LONDRES: En octobre 1963, un jeune artiste britannique, fraîchement diplômé du Collège royal d'art de Londres, mais qui s'est déjà fait un nom en tant que peintre novateur, se rend en Égypte, réalisant ainsi son ambition de visiter un pays qui le fascinait depuis longtemps.
L'odyssée de David Hockney au pays des pharaons, il y a 60 ans, allait marquer un tournant dans la carrière naissante d'un artiste sur le point d'accéder à la célébrité mondiale.
Comme l'écrira plus tard Marco Livingstone, historien de l'art et auteur de nombreux ouvrages sur Hockney, ce dernier «a répondu à sa première expérience du pays et de ses monuments par certains des dessins les plus vivants et les plus inventifs qu'il ait jamais réalisés directement d'après nature».
De plus, «son contact avec l'une des principales civilisations du monde a laissé une marque permanente sur son travail ultérieur, l'encourageant à un plus grand naturalisme par l'observation directe».
La quarantaine de dessins que Hockney a réalisés au cours de ce voyage «demeurent parmi ses chefs-d'œuvre».
Mais si les détails de l'expéition longtemps oubliée de Hockney en Égypte sont fascinants pour les admirateurs de l'artiste, l'histoire de ce qu'il est advenu de ces 40 dessins est encore plus intrigante; une histoire dans laquelle la politique et les machinations du monde de l'art ont joué sur le fond de deux des événements les plus importants que le monde moderne ait connus.

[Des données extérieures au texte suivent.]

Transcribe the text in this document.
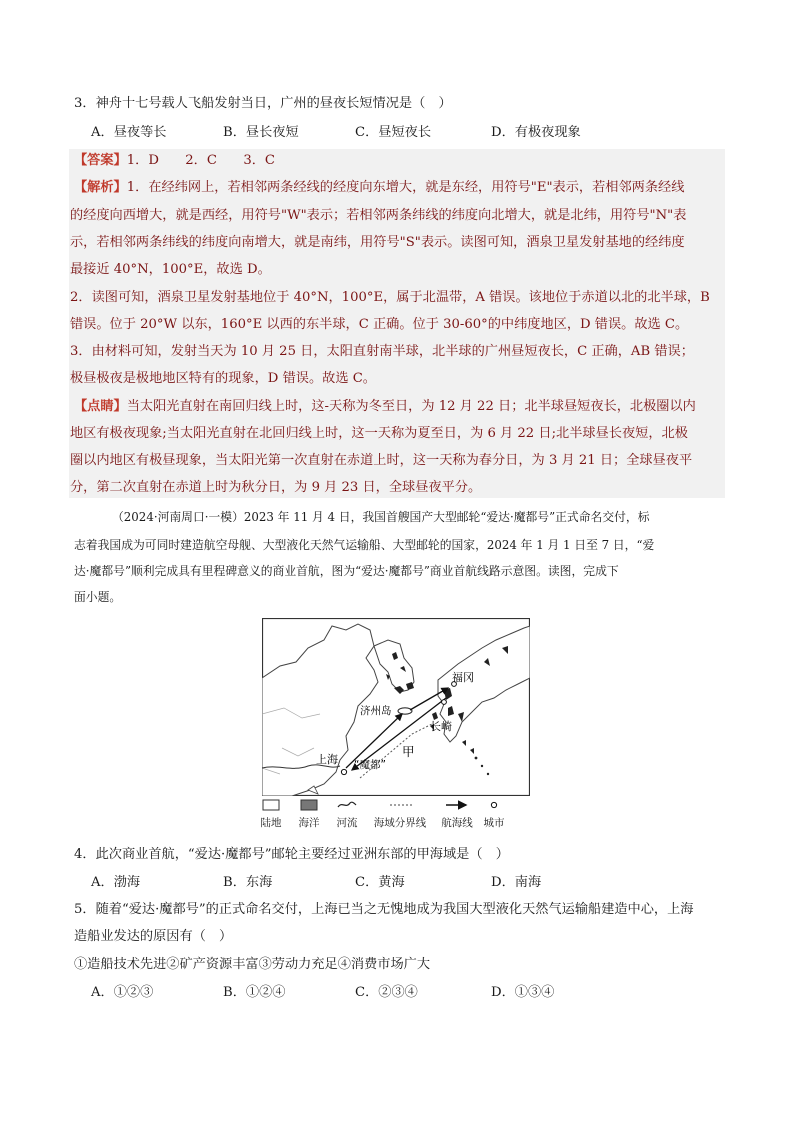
3．神舟十七号载人飞船发射当日，广州的昼夜长短情况是（　）
A．昼夜等长	B．昼长夜短	C．昼短夜长	D．有极夜现象
【答案】1．D　　2．C　　3．C
【解析】1．在经纬网上，若相邻两条经线的经度向东增大，就是东经，用符号"E"表示，若相邻两条经线
的经度向西增大，就是西经，用符号"W"表示；若相邻两条纬线的纬度向北增大，就是北纬，用符号"N"表
示，若相邻两条纬线的纬度向南增大，就是南纬，用符号"S"表示。读图可知，酒泉卫星发射基地的经纬度
最接近 40°N，100°E，故选 D。
2．读图可知，酒泉卫星发射基地位于 40°N，100°E，属于北温带，A 错误。该地位于赤道以北的北半球，B
错误。位于 20°W 以东，160°E 以西的东半球，C 正确。位于 30-60°的中纬度地区，D 错误。故选 C。
3．由材料可知，发射当天为 10 月 25 日，太阳直射南半球，北半球的广州昼短夜长，C 正确，AB 错误；
极昼极夜是极地地区特有的现象，D 错误。故选 C。
【点睛】当太阳光直射在南回归线上时，这-天称为冬至日，为 12 月 22 日；北半球昼短夜长，北极圈以内
地区有极夜现象;当太阳光直射在北回归线上时，这一天称为夏至日，为 6 月 22 日;北半球昼长夜短，北极
圈以内地区有极昼现象，当太阳光第一次直射在赤道上时，这一天称为春分日，为 3 月 21 日；全球昼夜平
分，第二次直射在赤道上时为秋分日，为 9 月 23 日，全球昼夜平分。
（2024·河南周口·一模）2023 年 11 月 4 日，我国首艘国产大型邮轮“爱达·魔都号”正式命名交付，标
志着我国成为可同时建造航空母舰、大型液化天然气运输船、大型邮轮的国家，2024 年 1 月 1 日至 7 日，“爱
达·魔都号”顺利完成具有里程碑意义的商业首航，图为“爱达·魔都号”商业首航线路示意图。读图，完成下
面小题。
福冈
济州岛
长崎
上海 “魔都”
甲
陆地 海洋 河流	海域分界线	航海线 城市
4．此次商业首航，“爱达·魔都号”邮轮主要经过亚洲东部的甲海域是（　）
A．渤海	B．东海	C．黄海	D．南海
5．随着“爱达·魔都号”的正式命名交付，上海已当之无愧地成为我国大型液化天然气运输船建造中心，上海
造船业发达的原因有（　）
①造船技术先进②矿产资源丰富③劳动力充足④消费市场广大
A．①②③	B．①②④	C．②③④	D．①③④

En février 1962, le Sunday Times était devenu le premier journal britannique à publier un supplément en couleur. L'année suivante, son rédacteur en chef, Mark Boxer, a eu l'idée de demander à Hockney, alors jeune artiste prometteur, de réaliser des œuvres pour le magazine.
C'était, comme Livingstone l'écrira plus tard, «une grande occasion et un honneur pour un artiste qui n'avait alors que 26 ans».
FAITS MARQUANTS
• Le premier voyage de David Hockney en Égypte a été commandé par le critique d'art David Sylvester et le journaliste Mark Boxer du Sunday Times.
• L'œuvre «View from Nile Hilton» a été vendue pour 426 666 dollars américains chez Christie's Londres le 8 février 2001.
• «Portrait of an Artist (Pool with Two Figures)» est la peinture d'un artiste vivant la plus chère jamais vendue, pour 90 millions de dollars, en 2018.
L'exposition a connu un grand succès et de nombreux dessins ont été achetés à des prix qui se sont révélés être des prix d'aubaine.
À la fin de l'exposition, Hockney part pour l'Amérique et s'installe dans un studio à Los Angeles, où il commence à peindre le trio de piscines emblématiques pour lequel il est le plus connu.
En février 2020, l'une d'entre elles, «The Splash», peinte en 1966, a été vendue aux enchères par Sotheby's à Londres pour 30 millions de dollars américains (1 dollar américain = 0,91 euro). Une autre, «A Bigger Splash», peinte l'année suivante, est exposée à la galerie Tate Britain.
Par ailleurs, les dessins égyptiens de Hockney avaient trouvé leur place dans diverses collections privées à travers le monde. Ils y sont restés, changeant discrètement de mains de temps à autre et accumulant valeur et mystère. Aucun n'a jamais été acheté par une galerie publique.
Hockney n'a réalisé qu'un seul tableau après son retour d'Égypte. «Great Pyramid at Giza with Broken Head from Thebes» a été peint en 1963, très peu de temps après son voyage. Le tableau est passé en mains privées, mais 50 ans plus tard, il a été mis en vente chez Christie's à Londres, où il a été vendu en février 2013 pour 3,5 millions de livres sterling (1 livre sterling = 1,14 euro).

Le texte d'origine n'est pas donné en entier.